A postura que deve caracterizar o ser humano perante a vida e seus semelhantes é fundamentalmente a da gratidão e do reconhecimento. Com certeza, o fato de estarmos vivos e de nos encontrarmos em um mundo que não cessa de nos oferecer lições e aprendizados já basta para adotarmos e vivenciarmos intimamente o sublime sentimento de gratidão, sem o qual jamais poderemos cultivar a humildade e a sensatez – colunas que sustentam uma vida digna e íntegra.

Se a manifestação do sentimento de gratidão está interpenetrada de interesses pessoais e mesquinhos, exaure-se o alto valor de seu significado, de modo que ela é descaracterizada e corrompida. Se, por outro lado, a gratidão surge a partir da reflexão e análise dos abundantes mecanismos, internos e externos, que auxiliam o ser humano em sua caminhada por este planeta, é possível contemplá-la no que ela tem de mais significativo e sublime, absorvendo sua positividade e sua força.

Uma percepção de mundo abstraída de qualquer referência à transcendência conduz o ser humano à negação da importância da gratidão. Logo, o materialista se acha autossuficiente, acredita que possui uma vida autônoma e que tudo se reduz à realidade que ele percebe pelos limitados sentidos físicos. É capaz de manifestar somente uma forma superficial de gratidão, que mais se relaciona às boas maneiras, à etiqueta, do que à espiritualidade, que é o que realmente lhe deve dar sentido e fundamento. Despreza ou desconhece a acepção elevada da cooperação e da solidariedade, da fraternidade e da empatia, manifestadas sem segundas intenções.

Sem a compreensão de que possuímos todos uma essência comum, de que estamos interligados e não sobreviveríamos sem a ajuda do outro, como poderemos ser gratos à vida, à família, à sociedade e ao semelhante?
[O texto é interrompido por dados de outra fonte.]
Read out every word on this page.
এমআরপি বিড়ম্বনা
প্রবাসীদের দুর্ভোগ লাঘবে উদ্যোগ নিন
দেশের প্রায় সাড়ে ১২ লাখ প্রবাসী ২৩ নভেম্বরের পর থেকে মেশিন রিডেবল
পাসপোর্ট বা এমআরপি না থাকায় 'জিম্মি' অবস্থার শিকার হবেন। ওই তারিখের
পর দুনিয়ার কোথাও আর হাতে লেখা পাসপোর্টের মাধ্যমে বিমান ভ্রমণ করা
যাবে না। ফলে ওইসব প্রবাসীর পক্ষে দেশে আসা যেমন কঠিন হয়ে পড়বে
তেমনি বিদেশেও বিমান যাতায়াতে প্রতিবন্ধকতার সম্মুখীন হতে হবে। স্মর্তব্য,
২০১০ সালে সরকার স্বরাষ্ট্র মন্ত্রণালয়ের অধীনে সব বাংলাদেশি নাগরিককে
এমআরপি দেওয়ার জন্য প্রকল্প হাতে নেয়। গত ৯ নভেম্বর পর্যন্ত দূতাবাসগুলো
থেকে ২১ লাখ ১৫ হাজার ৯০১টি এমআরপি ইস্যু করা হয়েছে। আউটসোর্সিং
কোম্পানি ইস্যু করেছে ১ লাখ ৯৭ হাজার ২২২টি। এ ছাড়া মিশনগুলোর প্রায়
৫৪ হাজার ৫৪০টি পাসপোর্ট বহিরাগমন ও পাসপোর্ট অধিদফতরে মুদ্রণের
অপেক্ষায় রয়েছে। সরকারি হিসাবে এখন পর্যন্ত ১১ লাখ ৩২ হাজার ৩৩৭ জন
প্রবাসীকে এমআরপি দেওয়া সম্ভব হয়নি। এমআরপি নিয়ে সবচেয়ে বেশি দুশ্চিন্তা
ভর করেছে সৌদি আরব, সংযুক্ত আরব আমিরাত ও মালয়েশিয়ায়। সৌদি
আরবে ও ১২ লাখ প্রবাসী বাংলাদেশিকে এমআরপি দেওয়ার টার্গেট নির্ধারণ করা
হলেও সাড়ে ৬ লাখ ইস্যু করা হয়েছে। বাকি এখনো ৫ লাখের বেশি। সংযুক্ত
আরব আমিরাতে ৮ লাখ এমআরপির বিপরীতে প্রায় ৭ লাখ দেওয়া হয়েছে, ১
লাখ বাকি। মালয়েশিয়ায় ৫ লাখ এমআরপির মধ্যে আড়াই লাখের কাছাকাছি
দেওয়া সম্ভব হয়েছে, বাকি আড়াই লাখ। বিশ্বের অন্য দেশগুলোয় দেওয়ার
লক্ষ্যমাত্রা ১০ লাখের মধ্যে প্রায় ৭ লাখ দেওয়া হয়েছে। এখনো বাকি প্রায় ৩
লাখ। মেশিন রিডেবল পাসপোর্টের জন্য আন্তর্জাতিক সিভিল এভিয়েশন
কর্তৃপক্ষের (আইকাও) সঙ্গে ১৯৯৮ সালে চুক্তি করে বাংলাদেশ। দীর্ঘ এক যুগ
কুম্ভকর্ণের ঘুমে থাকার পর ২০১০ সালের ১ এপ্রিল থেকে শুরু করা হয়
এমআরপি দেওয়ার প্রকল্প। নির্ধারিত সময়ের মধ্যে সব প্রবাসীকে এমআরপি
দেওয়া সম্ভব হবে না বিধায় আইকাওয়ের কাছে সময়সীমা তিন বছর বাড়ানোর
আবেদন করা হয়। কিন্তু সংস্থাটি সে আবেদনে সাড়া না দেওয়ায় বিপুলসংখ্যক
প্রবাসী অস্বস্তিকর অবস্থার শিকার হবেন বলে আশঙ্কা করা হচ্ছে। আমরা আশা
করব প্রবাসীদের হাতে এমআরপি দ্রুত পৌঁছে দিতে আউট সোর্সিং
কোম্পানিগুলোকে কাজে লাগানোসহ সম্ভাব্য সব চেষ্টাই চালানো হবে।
O vínculo que une o ser humano ao sentimento de gratidão é a capacidade de ver além das aparências, de ultrapassar o imediatismo, de abandonar os apelos frenéticos e ruidosos de uma sociedade consumista que valoriza o ter, a aparência e o poder, para penetrar na espiritualidade, que tudo sustenta e revigora.

Como afirmamos em outros escritos, a família é a primeira escola de espiritualidade a que o ser humano tem acesso. Assim, a primeira lição expendida e vivenciada no âmbito do lar é, sem dúvida, o amor entre pais e filhos. É precisamente dessa expressiva dimensão do amor que brota entre eles uma autêntica admiração e gratidão. À luz dessa realidade, é notória a importância da convivência familiar, em que se evidenciam o auxílio mútuo, a renúncia, a abnegação e a afetuosidade – bases geradoras e fomentadoras do sentimento de gratidão.

O que estabelece a singularidade e a amplitude da autocompreensão do ser humano na atualidade, distinguindo-o de forma positiva, é precisamente a tomada de consciência de sua essência, de sua interconexão com os demais seres, de sua criatividade, de sua responsabilidade perante a história, de sua gratidão para com seus ascendentes e todos que na vida o antecederam. Depreende-se daí a razão pela qual os mais atualizados estudos antropológicos se centram menos na ideia de natureza e mais no conceito de cultura, sem se apartar, contudo, da história.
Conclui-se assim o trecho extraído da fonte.